High school apologizes for banning gay teens' 'offensive' yearbook quotes

A high school is apologizing for removing two gay teenagers’ yearbook quotes after concern that their messages would offend others.

Kearney High School students Joey Slivinski, left, and Thomas Swartz. (Photo: KCTV5)
Kearney High School students Joey Slivinski, left, and Thomas Swartz. (Photo: KCTV5)

Joey Slivinski and Thomas Swartz, who just graduated from Kearney High School, just outside Kansas City, MO, were surprised to open their yearbooks to discover that their clever quotes were missing from their senior photos.

Slivinski’s quote read, “Of course I dress well, I didn’t spend all that time in the closet for nothing,” and Swartz wrote, “If Harry Potter taught us anything, it’s that no one deserves to live in the closet.”

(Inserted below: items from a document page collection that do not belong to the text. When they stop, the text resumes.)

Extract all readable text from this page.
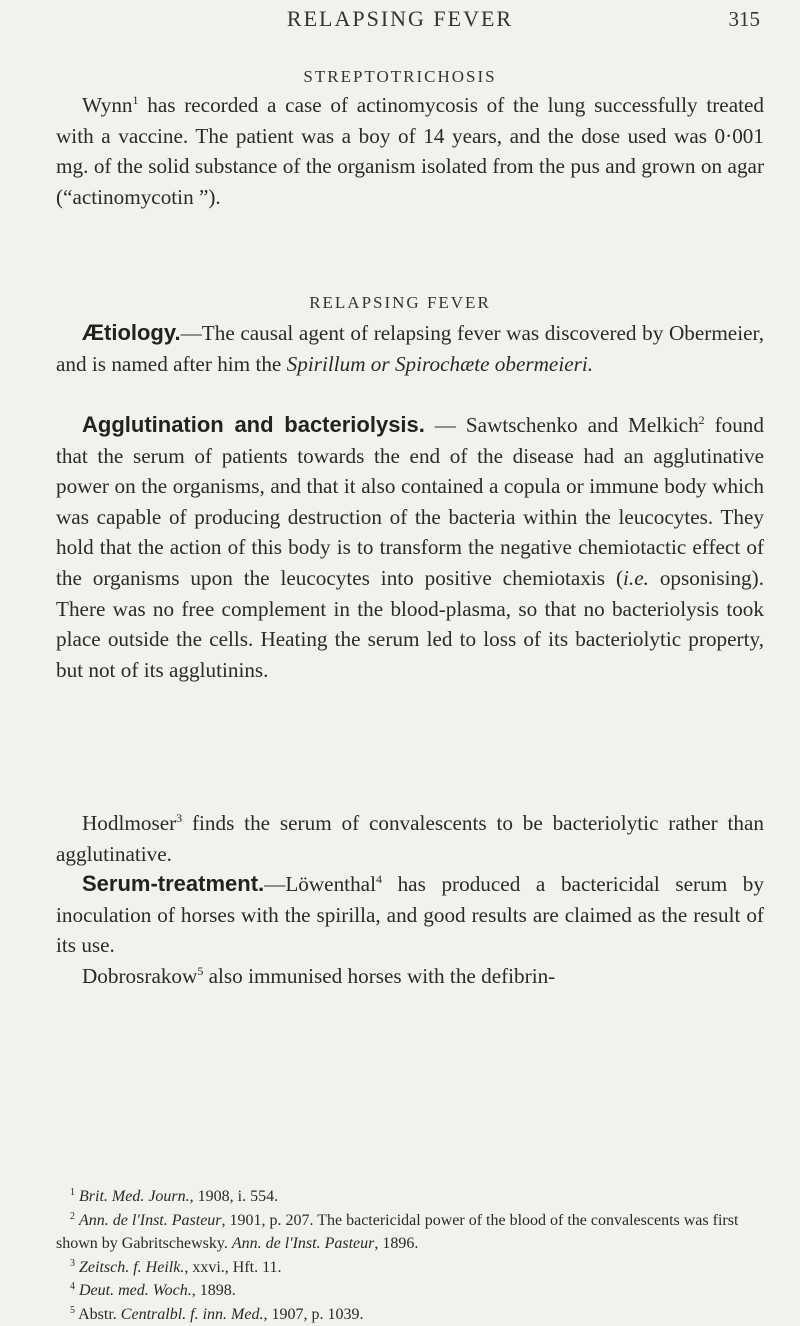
RELAPSING FEVER	315
STREPTOTRICHOSIS

Wynn$^1$ has recorded a case of actinomycosis of the lung successfully treated with a vaccine. The patient was a boy of 14 years, and the dose used was 0·001 mg. of the solid substance of the organism isolated from the pus and grown on agar (“actinomycotin ”).

RELAPSING FEVER

Ætiology.—The causal agent of relapsing fever was discovered by Obermeier, and is named after him the Spirillum or Spirochæte obermeieri.

Agglutination and bacteriolysis. — Sawtschenko and Melkich$^2$ found that the serum of patients towards the end of the disease had an agglutinative power on the organisms, and that it also contained a copula or immune body which was capable of producing destruction of the bacteria within the leucocytes. They hold that the action of this body is to transform the negative chemiotactic effect of the organisms upon the leucocytes into positive chemiotaxis (i.e. opsonising). There was no free complement in the blood-plasma, so that no bacteriolysis took place outside the cells. Heating the serum led to loss of its bacteriolytic property, but not of its agglutinins.

Hodlmoser$^3$ finds the serum of convalescents to be bacteriolytic rather than agglutinative.

Serum-treatment.—Löwenthal$^4$ has produced a bactericidal serum by inoculation of horses with the spirilla, and good results are claimed as the result of its use.

Dobrosrakow$^5$ also immunised horses with the defibrin-

$^1$ Brit. Med. Journ., 1908, i. 554.

$^2$ Ann. de l'Inst. Pasteur, 1901, p. 207. The bactericidal power of the blood of the convalescents was first shown by Gabritschewsky. Ann. de l'Inst. Pasteur, 1896.

$^3$ Zeitsch. f. Heilk., xxvi., Hft. 11.

$^4$ Deut. med. Woch., 1898.

$^5$ Abstr. Centralbl. f. inn. Med., 1907, p. 1039.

What their quotes would have said. (Photo: Human Rights Campaign—Kansas City)
What their quotes would have said. (Photo: Human Rights Campaign—Kansas City)

Yahoo Style could not reach Kearney School District superintendent Bill Nicely for comment; however, the school issued a statement to local news station KCTV5, which read in part:

“District administrators were made aware of concerns regarding the removal of senior quotes from the school yearbook. Each year, graduating seniors are provided an opportunity to pick a favorite quote to be placed in the yearbook. In an effort to protect our students, quotes that could potentially offend another student or groups of students are not published. It is the school’s practice to err on the side of caution. Doing so in this case had the unintentional consequence of offending the very students the practice was designed to protect. We sincerely apologize to those students.”

Both Slivinski and Swartz told Yahoo Style that they were unavailable for comment. However, Slivinski told KCTV5, “I’m comfortable in my own skin and with who I am. It felt like the district took that from me.” Swartz added, “They need to know what they do is wrong. I want to tell my story about what happened.”

There’s been support for the teens online, including from Matthew Ryan Hunt, a gay school board member who expressed his solidarity in an Aug. 10 Facebook post.

“None of my fellow board members or district administrators involved in this incident knows what it’s like to be openly gay in such a small town like Kearney,” he wrote. “None of them know the sacrifices made and the courage shown by these two individuals to come out as gay in high school. They were courageous enough to be themselves and stand tall, which is something I couldn’t do in 2009 when I attended Kearney.”

Good morning: this morning I sent off my statement to the Kearney School District in response to their statement to…

Posted by Matthew Ryan Hunt on Thursday, August 10, 2017

A meme that reads, “I stand with them,” which includes a screenshot of the teens’ yearbook photos and their original quotes, is being shared across social media.

Unfortunately, plenty of other teens have been excluded from their yearbooks because of their sexual orientation.

In 2014, senior Jessica Urbina was dropped from San Francisco’s Sacred Heart Cathedral Preparatory School’s yearbook for wearing a tuxedo in her official portrait. According to Mic, the school pointed to a dress code violation as the reason for the ban, but that didn’t sit well with Urbina’s classmates, who organized a protest while wearing neck- and bow ties, along with a social media movement using the hashtag #JessicaTux.

The year before, Brennan High School, in San Antonio, Texas, refused to run a yearbook photo of 16-year-old Felicia Rivera with her girlfriend, despite the fact that the couple were chosen by their classmates to be featured in a Valentine’s Day photo montage. The school claimed that the image depicted too much PDA. “It’s just an intimate picture; there’s no eye contact. They’re both looking down. It looks like a pretty intimate moment,” school spokesman Pascual Gonzalez told the San Antonio Express News.

Meanwhile, yearbook quotes reading, “I don’t know what’s worse, candy corn, or women’s rights,” “If you have never thought about dropping out and becoming a stripper once, you’re lying,” and “Build that wall” somehow bypassed the yearbook editing process at schools around the country.